In the foreword to the report, Worlds apart: social variation among schools, Sutton Trust chair Sir Peter Lampl said: ‘There has to be some way of choosing which pupils are admitted, and ballots offer the same chances to all children irrespective of their background.’ Such random allocation could be used in conjunction with other criteria, such as ability, faith or location, but ultimately would lead to a ‘more equitable education system’.

The study found that current admissions processes contributed to social segregation among pupils in England because some parents were able to find loopholes, such as buying a house or joining a particular faith, to get their children in to the desired school. Despite government efforts to enforce tighter policies, the researchers conclude: ‘There is still wriggle room for schools that want to ensure a favourable intake to enable them to show up well in league tables.’  

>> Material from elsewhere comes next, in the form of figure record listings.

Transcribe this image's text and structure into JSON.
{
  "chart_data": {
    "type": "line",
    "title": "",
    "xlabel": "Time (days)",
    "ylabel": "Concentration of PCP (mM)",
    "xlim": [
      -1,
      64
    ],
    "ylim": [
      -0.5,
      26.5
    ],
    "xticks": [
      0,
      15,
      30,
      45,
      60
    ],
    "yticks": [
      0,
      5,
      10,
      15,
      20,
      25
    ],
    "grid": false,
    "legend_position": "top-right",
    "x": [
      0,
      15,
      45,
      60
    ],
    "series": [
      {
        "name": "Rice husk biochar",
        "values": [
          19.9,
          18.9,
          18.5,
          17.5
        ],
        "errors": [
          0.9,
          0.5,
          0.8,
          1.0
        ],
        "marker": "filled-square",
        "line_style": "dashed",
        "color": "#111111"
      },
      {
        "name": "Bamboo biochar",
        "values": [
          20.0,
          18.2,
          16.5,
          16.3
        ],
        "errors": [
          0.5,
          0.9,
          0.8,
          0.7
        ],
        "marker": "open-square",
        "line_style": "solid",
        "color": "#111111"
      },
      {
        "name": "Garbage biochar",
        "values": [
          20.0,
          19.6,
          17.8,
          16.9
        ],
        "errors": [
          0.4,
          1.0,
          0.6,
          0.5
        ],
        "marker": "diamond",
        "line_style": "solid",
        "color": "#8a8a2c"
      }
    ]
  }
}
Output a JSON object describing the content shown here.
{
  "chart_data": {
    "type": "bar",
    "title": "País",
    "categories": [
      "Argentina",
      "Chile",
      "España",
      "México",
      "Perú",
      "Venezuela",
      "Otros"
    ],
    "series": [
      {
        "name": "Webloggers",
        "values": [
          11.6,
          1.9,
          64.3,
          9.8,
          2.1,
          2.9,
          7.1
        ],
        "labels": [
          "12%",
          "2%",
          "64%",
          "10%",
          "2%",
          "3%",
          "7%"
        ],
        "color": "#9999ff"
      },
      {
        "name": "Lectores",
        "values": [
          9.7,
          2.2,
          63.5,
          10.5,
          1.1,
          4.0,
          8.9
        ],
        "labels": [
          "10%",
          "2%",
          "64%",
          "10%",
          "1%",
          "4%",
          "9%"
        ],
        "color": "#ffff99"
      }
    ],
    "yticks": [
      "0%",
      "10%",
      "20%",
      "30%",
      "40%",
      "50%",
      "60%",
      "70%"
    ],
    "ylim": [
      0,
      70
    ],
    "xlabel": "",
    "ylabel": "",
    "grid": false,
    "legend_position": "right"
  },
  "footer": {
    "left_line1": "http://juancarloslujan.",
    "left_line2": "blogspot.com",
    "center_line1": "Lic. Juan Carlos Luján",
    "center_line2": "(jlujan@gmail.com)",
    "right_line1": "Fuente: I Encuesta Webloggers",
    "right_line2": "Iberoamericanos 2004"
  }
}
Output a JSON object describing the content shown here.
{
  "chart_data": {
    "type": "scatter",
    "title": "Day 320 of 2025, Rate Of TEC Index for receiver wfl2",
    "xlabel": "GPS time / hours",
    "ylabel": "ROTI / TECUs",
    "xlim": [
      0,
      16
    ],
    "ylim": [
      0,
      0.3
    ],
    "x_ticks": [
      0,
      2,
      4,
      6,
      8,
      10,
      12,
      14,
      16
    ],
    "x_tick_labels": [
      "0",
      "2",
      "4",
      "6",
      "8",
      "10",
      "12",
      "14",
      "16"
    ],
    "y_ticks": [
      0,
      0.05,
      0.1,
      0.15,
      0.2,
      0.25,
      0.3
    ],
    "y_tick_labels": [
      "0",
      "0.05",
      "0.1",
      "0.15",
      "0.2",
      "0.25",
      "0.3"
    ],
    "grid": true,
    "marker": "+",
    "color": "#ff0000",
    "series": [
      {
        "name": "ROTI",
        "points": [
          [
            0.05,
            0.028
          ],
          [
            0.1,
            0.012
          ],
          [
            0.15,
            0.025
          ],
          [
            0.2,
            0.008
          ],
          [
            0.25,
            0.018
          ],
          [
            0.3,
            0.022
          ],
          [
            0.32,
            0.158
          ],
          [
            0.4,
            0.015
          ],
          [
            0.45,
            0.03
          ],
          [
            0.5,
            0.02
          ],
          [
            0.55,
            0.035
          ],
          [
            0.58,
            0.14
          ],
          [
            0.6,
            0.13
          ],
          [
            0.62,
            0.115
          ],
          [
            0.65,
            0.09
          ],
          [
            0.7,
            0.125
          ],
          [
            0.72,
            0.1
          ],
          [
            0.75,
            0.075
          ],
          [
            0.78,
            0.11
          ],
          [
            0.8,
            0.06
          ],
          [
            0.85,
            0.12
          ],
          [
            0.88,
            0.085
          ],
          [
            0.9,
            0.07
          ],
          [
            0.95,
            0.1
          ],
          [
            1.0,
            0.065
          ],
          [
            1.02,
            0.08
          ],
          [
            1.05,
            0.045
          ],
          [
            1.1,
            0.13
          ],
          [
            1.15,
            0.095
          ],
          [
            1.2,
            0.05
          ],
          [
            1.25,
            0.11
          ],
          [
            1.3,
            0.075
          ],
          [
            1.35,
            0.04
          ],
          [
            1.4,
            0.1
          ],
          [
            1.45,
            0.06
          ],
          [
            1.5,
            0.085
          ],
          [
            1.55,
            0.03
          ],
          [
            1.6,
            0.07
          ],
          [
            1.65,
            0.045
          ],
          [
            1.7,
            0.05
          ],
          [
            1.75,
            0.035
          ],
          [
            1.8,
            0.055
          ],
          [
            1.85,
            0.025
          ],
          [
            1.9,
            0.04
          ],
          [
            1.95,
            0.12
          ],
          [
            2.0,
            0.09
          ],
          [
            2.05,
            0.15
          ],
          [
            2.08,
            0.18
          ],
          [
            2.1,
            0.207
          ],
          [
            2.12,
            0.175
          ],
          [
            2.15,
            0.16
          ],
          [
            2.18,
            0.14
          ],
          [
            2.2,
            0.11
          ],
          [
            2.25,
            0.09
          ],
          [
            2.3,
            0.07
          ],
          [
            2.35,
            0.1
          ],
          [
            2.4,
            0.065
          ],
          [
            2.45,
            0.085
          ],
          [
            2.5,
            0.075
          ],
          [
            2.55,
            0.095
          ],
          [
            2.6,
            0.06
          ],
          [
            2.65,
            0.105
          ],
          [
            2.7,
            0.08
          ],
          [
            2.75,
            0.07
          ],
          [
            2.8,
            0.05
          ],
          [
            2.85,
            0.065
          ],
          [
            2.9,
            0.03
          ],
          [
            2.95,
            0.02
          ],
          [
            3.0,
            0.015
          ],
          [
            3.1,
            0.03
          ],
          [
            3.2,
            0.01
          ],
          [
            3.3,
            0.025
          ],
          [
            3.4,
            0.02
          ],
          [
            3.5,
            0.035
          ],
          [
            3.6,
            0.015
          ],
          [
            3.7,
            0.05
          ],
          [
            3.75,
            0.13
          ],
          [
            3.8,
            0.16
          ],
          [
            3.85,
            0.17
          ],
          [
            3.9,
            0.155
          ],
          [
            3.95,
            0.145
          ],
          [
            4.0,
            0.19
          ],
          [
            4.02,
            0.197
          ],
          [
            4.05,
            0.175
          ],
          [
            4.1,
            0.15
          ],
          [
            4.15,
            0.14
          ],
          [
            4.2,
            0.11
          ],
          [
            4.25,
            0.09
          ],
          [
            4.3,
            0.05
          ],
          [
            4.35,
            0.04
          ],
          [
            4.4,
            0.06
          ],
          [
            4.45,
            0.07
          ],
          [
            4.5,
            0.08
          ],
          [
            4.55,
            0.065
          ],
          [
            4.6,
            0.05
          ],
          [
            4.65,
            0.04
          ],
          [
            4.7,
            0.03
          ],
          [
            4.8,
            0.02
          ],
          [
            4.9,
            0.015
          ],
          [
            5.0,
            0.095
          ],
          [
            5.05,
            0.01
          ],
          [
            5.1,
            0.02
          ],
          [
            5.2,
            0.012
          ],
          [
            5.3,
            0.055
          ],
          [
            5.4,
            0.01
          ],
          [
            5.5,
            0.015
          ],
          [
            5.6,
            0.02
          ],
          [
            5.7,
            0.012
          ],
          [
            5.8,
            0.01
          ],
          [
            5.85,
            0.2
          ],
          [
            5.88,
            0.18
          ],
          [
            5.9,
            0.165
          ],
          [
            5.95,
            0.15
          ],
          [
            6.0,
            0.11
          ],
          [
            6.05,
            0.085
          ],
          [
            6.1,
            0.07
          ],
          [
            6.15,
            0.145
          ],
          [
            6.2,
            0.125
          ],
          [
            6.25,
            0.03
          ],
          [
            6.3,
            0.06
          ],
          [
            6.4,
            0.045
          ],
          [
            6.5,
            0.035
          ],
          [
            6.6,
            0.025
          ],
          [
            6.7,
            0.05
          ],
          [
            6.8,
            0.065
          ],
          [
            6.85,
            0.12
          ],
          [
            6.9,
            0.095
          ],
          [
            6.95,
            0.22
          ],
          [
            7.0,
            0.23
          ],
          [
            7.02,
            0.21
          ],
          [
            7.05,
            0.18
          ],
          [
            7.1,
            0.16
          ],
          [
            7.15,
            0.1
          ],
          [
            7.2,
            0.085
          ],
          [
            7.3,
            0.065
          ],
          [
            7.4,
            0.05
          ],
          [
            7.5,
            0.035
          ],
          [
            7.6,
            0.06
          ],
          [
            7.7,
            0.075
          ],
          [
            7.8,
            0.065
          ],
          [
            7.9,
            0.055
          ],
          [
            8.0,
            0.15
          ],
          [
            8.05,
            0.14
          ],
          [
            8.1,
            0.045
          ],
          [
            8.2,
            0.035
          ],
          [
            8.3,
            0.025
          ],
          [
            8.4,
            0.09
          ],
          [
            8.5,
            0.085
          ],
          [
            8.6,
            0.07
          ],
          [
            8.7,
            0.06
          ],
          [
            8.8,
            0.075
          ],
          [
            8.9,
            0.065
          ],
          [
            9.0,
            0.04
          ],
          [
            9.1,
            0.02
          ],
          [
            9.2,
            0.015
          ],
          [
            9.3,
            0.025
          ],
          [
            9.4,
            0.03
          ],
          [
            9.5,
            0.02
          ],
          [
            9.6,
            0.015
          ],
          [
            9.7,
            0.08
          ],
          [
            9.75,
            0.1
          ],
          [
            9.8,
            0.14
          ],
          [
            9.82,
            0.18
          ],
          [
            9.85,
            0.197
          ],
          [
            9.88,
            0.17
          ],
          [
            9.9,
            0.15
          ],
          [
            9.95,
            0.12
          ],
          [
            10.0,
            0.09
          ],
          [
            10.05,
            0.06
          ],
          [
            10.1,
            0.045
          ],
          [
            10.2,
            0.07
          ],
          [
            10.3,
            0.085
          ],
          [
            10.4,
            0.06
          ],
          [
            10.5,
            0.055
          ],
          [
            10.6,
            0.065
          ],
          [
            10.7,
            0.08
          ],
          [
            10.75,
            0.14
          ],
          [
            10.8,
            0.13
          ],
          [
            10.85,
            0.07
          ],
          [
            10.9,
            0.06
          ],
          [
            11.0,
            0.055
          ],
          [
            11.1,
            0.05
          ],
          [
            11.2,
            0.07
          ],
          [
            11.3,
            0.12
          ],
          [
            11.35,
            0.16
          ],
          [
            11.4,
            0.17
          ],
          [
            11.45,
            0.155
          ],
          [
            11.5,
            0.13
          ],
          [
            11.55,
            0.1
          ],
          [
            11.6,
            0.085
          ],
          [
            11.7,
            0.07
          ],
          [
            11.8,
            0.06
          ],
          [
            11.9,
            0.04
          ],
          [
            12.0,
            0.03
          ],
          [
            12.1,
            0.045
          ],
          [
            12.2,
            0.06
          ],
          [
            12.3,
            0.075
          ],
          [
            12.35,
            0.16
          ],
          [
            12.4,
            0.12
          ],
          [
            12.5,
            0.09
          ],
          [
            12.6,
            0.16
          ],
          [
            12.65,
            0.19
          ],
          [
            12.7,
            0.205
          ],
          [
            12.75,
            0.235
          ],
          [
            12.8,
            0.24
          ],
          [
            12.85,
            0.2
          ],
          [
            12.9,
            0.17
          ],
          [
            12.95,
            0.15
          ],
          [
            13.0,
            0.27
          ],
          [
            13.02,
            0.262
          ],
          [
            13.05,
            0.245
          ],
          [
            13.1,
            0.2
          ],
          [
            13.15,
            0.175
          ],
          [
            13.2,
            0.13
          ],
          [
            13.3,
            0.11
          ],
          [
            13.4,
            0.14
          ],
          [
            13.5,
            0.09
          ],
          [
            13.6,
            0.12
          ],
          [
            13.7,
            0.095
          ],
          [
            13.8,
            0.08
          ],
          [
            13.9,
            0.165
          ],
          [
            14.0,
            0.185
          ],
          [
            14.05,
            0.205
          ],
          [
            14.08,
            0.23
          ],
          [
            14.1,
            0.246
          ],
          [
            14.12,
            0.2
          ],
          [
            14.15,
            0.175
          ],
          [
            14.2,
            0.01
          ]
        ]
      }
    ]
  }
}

Professor Alan Smithers, author of the report and director of the Centre for Education and Employment research at the University of Buckingham, told Public Finance that Labour had ‘tried very hard’ but an admissions code ‘becomes more and more complicated and that may not be the way to do it’. He added: ‘The simpler and fairer way to bring about a greater mix would be to have allocation on the basis of a random ballot.’

Conservative proposals to allow parents to set up and run schools were likely to result in even more segregation because ‘if parents move to set up a school they will be particularly interested in their own children and children like their own children’, Smithers said.

But he admitted that while such a balloting system would ‘lead to a better integration of society’, it would take a very skilled politician ‘to persuade all parents that it’s a good idea because some parents will feel they have lost control of the system they can operate by house purchases, faith or ferrying their children to and from school’.

The report reveals that the country’s leading 164 comprehensive schools are more socially exclusive than England’s remaining 164 grammar schools. The comprehensives took only 9.2% of children from deprived backgrounds compared with grammars, which took 13.5%. Both types of schools were drawing pupils from areas where about 20% of families were judged deprived. Of the 100 most socially selective schools in the country, 91 were comprehensives, 8 were grammars and there was one secondary modern.